Mallory had the truck idling. He said, “I still can’t say I understand this.”

I said, “Let’s just say we’re fellow veterans of the same war.”

TWO-WAY STREET

Two-Way-Street” is a fiction that derives from speculation about the actual murder of Phoenix reporter Don Bolles. This isn’t how it really was, but perhaps this is how it ought to have been.

Initially this story was published over a pen-name, in the same issue of Ellery Queen’s Mystery Magazine that contained one of my Charlie Dark espionage stories. Perhaps the magazine was short of material that month. Because two of my stories were appearing in the same issue, the editor asked if I would mind putting a pen-name on one of the two stories. I agreed, and supplied the name. John Ives was the name of a character who had appeared in a couple of my books; subsequently it became a nom-de-plume under which I wrote two novels in the late 1970s.

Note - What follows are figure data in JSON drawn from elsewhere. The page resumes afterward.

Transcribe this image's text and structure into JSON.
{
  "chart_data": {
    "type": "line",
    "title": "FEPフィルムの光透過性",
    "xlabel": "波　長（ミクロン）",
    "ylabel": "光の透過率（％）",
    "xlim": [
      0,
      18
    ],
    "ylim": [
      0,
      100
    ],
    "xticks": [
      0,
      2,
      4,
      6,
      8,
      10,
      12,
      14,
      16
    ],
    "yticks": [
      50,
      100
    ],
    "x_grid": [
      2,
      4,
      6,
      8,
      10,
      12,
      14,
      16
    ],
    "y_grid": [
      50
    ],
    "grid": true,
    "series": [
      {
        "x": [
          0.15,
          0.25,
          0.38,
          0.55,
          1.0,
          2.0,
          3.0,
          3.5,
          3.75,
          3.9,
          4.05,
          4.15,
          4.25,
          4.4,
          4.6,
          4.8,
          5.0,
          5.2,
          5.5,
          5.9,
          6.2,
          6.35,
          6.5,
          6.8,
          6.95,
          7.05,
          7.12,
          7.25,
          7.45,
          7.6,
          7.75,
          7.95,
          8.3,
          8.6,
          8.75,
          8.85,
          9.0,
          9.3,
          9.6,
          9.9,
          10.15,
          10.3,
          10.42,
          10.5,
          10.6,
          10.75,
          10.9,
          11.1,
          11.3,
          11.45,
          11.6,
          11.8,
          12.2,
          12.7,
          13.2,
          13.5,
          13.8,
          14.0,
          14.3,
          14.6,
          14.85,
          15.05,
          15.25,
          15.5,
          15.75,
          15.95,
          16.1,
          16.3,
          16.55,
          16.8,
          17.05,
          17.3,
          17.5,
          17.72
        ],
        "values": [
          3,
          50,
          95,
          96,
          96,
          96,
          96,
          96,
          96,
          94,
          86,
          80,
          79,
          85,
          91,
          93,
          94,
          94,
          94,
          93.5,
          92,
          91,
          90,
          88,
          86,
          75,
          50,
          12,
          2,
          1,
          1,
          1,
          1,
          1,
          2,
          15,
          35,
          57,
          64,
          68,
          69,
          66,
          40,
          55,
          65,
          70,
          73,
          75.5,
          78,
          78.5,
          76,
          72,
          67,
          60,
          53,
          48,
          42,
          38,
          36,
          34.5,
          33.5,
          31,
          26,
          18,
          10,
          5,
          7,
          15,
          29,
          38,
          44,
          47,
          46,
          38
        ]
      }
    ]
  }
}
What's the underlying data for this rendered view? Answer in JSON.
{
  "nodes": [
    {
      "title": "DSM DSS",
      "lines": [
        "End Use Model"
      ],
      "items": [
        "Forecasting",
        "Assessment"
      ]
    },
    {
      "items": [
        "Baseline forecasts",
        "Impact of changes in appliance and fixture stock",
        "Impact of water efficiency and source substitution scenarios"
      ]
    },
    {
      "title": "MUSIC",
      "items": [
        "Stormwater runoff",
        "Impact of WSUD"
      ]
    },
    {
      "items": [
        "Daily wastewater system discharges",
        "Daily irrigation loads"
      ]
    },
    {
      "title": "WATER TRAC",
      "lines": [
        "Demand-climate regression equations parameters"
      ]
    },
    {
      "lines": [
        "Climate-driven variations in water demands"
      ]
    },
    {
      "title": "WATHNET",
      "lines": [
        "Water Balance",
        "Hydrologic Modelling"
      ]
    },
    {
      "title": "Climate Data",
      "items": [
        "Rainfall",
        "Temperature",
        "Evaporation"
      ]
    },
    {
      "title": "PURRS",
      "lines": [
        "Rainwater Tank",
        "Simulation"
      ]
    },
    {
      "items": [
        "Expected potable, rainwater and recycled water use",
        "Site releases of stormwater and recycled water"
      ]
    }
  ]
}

The body was found along Route 783 just outside the town of Aravaipa. The woman who found it was a Navajo lady; I learned that she and her dogs had been herding a flock of sheep across the road at dawn to beat the morning traffic. She’d roused a dairy rancher and the phone call had been logged in at the Sheriff’s office at 5:44 a.m. I was brought in around noon when one of the Undersheriffs picked me up in a county car; he filled me in on the way to Pete Kyber’s office. “We’ve got a corpse and a witness. Or at least we think he’s a witness.”

“Who’s the victim?”

“Name of Philip Keam. Thirty-something. Reporter for one of the Tucson newspapers.”

“You notified next of kin?”

“Divorced, no children. The parents may be alive — we’re trying to find out.”

Officially the temperature went to 103° Fahrenheit that day, which meant that down along the surface of the plain it was near 140°. The asphalt of the Sheriff’s parking lot was soft underfoot, sucking at my shoes, and I hurried into the air-conditioned saltbox before I might melt. Slipping off the sunglasses I made my way back to the Sheriff’s private office.

Pete Kyber was long-jointed and Gary Cooperish; slow-moving and slow-talking but not particularly slow-thinking. His most noticeable feature was his Adam’s apple. Pete was no relation to the redneck stereotype; he was by instinct a conservationist rather than a conservative. How he and I ever got elected to our offices in that rural county still mystified me.

He watched me sit down; he was gloomy. “We got a bloody one, Mike.”

“I’ll have a look on my way out. What’s the story?”

“Bludgeoned to death. With a rock.”

“No fingerprints?”

“On a rock?”

“Who’s this witness you’ve got?”

“Larry Stowe. Just a kid.”

“Would that be Edgar Stowe’s son?”

“Yes.”

Edgar Stowe ran the drugstore in Aravaipa. He didn’t own it — it was a chain store — but he was the manager. His son Larry would be about 22, I calculated; one of my kids had been in the same high-school class. I remembered the Stowe boy coming around the house now and then, but that was five years ago. He’d struck me as an unremarkable kid, towhead and a bit vacuous.